For those with long memories, this stands out as the heart of the “Perot coalition.” That coalition was strongest with secular, blue-collar, often rural voters who were turned off by Bill Clinton’s perceived liberalism and George H.W. Bush’s elitism. They were largely concentrated in the North and Mountain West: Perot’s worst 10 national showings occurred in Southern and border states. His best showings? Maine, Alaska, Utah, Idaho, Kansas, Nevada, Montana, Wyoming, Oregon and Minnesota.
This profile of the “missing white voters” of 2012—which is suggestive rather than definitive, since the Perot “coalition” Trende’s talking about arose a full two decades ago—will smell like catnip to those proposing some sort of conservative “populist” makeover for the GOP. And it would also reinforce the idea that being opposed to immigration reform might (a) not really cost the GOP votes they had no realistic chance of winning anyway, and (b) appeal in a positive way to the “missing white voters” who are reflexively nativist.
In his latest piece in the series, Trende tries to put his numbers together into a future scenario, as part of an argument that winning a higher percentage of Latino voters isn’t the exclusive GOP survival strategy it’s cracked up to be.
I’m not in a position at this point to challenge Trende’s projections for the different elements of the electorate, and do think he makes some dubious assumptions (e.g., that African-American turnout drops in 2009 and 2010 mean lower black turnout numbers in future presidential elections when Barack Obama isn’t on the ballot). But since I’m less interested in Trende’s data than in the meme that may emerge from over-simplistic repetition of his bottom line by conservative gabbers with a big ax to grind, the important thing is that he projects Republicans could win presidential elections from 2016 through 2040 by gradually increasing its percentage of the white vote (which of course will have to turn out to an extent that it did not in 2012) even if minority voters tilt even more heavily to the Democrats than they do today.
This really just illustrates an overlooked point. Democrats liked to mock the GOP as the “Party of White People” after the 2012 elections. But from a purely electoral perspective, that’s not a terrible thing to be. Even with present population projections, there are likely to be a lot of non-Hispanic whites in this country for a very long time. Relatively slight changes among their voting habits can forestall massive changes among the non-white population for a very long while.
You can imagine the interpretation many on the Right will impose on Trende’s numbers: If we racially polarize the country, we win!

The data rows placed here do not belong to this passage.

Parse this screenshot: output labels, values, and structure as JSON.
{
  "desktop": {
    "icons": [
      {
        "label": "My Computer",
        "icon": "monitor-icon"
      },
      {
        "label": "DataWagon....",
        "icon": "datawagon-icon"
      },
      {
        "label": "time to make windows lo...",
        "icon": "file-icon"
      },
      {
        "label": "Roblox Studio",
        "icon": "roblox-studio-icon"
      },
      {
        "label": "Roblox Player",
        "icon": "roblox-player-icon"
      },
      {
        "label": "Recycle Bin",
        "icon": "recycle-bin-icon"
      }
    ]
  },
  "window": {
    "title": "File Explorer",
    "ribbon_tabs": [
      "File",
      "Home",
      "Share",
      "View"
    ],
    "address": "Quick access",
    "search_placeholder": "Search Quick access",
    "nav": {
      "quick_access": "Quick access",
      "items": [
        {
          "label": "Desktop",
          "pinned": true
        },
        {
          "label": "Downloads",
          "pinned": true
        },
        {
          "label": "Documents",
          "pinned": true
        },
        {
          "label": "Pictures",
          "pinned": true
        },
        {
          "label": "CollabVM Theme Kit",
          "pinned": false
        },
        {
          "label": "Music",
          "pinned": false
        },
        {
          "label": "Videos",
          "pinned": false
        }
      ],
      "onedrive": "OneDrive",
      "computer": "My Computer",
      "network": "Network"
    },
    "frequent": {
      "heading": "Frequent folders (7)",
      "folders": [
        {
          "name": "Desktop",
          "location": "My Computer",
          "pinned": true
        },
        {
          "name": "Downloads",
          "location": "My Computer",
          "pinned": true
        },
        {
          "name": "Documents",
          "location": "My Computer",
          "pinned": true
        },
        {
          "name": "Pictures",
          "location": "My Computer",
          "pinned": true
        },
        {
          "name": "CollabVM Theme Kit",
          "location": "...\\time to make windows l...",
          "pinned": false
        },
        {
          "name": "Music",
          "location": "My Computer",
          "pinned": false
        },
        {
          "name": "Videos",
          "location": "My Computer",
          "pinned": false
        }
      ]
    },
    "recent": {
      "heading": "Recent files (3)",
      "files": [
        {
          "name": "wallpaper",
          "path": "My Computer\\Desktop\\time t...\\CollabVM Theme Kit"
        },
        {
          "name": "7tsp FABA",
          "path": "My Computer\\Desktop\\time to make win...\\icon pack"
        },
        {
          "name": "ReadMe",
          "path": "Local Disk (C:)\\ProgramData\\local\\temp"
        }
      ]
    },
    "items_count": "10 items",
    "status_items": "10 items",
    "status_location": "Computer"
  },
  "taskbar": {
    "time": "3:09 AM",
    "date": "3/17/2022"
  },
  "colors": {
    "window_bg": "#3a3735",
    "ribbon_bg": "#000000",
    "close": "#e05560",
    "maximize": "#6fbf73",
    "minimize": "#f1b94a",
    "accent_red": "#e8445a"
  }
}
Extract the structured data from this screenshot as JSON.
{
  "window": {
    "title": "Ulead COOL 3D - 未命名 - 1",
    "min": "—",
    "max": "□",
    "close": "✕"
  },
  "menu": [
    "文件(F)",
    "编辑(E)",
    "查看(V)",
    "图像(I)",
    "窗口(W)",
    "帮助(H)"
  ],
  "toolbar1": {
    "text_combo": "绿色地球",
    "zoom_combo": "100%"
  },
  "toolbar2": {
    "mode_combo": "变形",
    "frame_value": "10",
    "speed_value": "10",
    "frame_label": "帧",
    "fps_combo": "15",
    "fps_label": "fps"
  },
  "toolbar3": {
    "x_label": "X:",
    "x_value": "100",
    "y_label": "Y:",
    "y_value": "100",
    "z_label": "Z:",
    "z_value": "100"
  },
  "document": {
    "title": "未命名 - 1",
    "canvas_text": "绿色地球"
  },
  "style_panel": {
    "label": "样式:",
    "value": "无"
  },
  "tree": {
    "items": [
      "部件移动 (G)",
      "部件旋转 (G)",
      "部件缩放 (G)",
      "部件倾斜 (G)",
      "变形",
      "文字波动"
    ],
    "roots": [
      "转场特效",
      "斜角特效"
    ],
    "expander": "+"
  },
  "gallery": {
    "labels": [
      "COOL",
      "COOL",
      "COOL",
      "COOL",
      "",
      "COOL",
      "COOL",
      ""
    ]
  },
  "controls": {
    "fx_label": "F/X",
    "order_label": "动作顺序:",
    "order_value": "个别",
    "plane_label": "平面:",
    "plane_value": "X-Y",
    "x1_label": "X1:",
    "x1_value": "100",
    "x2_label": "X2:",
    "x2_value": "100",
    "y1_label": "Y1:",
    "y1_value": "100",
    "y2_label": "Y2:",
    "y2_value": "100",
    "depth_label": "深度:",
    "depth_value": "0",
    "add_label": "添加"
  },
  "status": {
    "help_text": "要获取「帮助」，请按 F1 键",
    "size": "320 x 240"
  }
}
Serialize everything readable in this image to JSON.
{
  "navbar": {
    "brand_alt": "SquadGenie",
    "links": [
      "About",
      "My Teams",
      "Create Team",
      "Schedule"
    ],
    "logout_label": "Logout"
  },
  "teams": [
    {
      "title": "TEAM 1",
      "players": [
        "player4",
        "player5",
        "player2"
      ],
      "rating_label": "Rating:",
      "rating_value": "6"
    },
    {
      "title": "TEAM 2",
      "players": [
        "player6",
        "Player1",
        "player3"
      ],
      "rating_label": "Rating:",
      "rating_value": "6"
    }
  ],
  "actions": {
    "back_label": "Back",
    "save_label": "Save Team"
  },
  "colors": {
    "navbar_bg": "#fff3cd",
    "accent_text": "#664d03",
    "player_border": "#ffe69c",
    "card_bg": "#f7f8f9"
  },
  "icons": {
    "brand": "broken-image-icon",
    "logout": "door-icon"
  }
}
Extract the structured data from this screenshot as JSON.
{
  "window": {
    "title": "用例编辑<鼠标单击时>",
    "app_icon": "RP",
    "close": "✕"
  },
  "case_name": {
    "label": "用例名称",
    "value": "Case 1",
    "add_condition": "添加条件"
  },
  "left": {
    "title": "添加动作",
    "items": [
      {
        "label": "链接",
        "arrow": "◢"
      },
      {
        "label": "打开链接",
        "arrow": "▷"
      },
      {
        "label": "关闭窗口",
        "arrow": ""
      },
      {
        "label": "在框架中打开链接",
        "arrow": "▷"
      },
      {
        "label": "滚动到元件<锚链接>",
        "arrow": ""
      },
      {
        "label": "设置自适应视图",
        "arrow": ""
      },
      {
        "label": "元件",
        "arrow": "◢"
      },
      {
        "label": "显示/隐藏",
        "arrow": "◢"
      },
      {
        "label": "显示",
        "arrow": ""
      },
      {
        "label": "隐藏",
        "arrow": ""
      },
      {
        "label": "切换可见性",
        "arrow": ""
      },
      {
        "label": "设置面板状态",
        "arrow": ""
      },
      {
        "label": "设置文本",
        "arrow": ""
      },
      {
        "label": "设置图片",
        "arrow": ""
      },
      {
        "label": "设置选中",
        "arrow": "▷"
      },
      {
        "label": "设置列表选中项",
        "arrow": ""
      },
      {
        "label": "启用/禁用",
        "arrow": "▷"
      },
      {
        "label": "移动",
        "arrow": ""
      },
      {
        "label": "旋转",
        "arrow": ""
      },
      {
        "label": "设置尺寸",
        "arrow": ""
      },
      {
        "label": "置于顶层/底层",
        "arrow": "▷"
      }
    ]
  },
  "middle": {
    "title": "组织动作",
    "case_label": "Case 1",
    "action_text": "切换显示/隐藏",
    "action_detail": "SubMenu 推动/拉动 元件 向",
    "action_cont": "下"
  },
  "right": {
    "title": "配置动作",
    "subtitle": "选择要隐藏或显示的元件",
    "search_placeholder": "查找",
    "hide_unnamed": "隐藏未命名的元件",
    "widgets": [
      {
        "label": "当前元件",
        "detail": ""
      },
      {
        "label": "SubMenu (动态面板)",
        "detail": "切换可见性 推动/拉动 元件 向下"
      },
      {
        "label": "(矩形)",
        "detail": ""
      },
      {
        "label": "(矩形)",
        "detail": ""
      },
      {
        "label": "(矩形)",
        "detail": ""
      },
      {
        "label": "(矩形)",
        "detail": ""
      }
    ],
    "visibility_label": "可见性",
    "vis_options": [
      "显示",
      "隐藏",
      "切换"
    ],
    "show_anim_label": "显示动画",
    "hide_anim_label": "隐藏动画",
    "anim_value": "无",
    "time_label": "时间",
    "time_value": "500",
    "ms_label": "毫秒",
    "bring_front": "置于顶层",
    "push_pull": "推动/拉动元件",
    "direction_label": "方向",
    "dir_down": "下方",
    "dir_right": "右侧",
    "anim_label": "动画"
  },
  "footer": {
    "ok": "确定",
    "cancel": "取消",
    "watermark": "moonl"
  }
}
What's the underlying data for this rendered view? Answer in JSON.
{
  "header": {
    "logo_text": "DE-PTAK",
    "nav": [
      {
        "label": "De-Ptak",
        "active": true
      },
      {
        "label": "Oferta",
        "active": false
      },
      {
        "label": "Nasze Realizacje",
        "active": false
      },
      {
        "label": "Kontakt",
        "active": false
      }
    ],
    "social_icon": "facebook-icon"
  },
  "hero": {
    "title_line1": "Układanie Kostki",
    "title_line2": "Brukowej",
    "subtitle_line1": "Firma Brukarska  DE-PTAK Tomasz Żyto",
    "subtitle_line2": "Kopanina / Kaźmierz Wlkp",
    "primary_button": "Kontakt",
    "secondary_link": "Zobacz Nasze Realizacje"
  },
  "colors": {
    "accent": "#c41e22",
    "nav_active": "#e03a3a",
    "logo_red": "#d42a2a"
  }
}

And from that point of view, killing off an immigration bill they hate anyway, and which they believe will just create more Democratic voters, is really a no-brainer, and just the first step towards the winning white party of the future. Be forewarned.
UPDATE: As commenter pyrocantha51 suggests, one weakness of Trende’s analysis is the assumption that it will be possible to increase the GOP percentage of the white vote over time even as younger white people who are currently tilting Democratic become a larger segment of the electorate. Certainly a “polarization” strategy that leans right on cultural issues would be perilous among young white voters.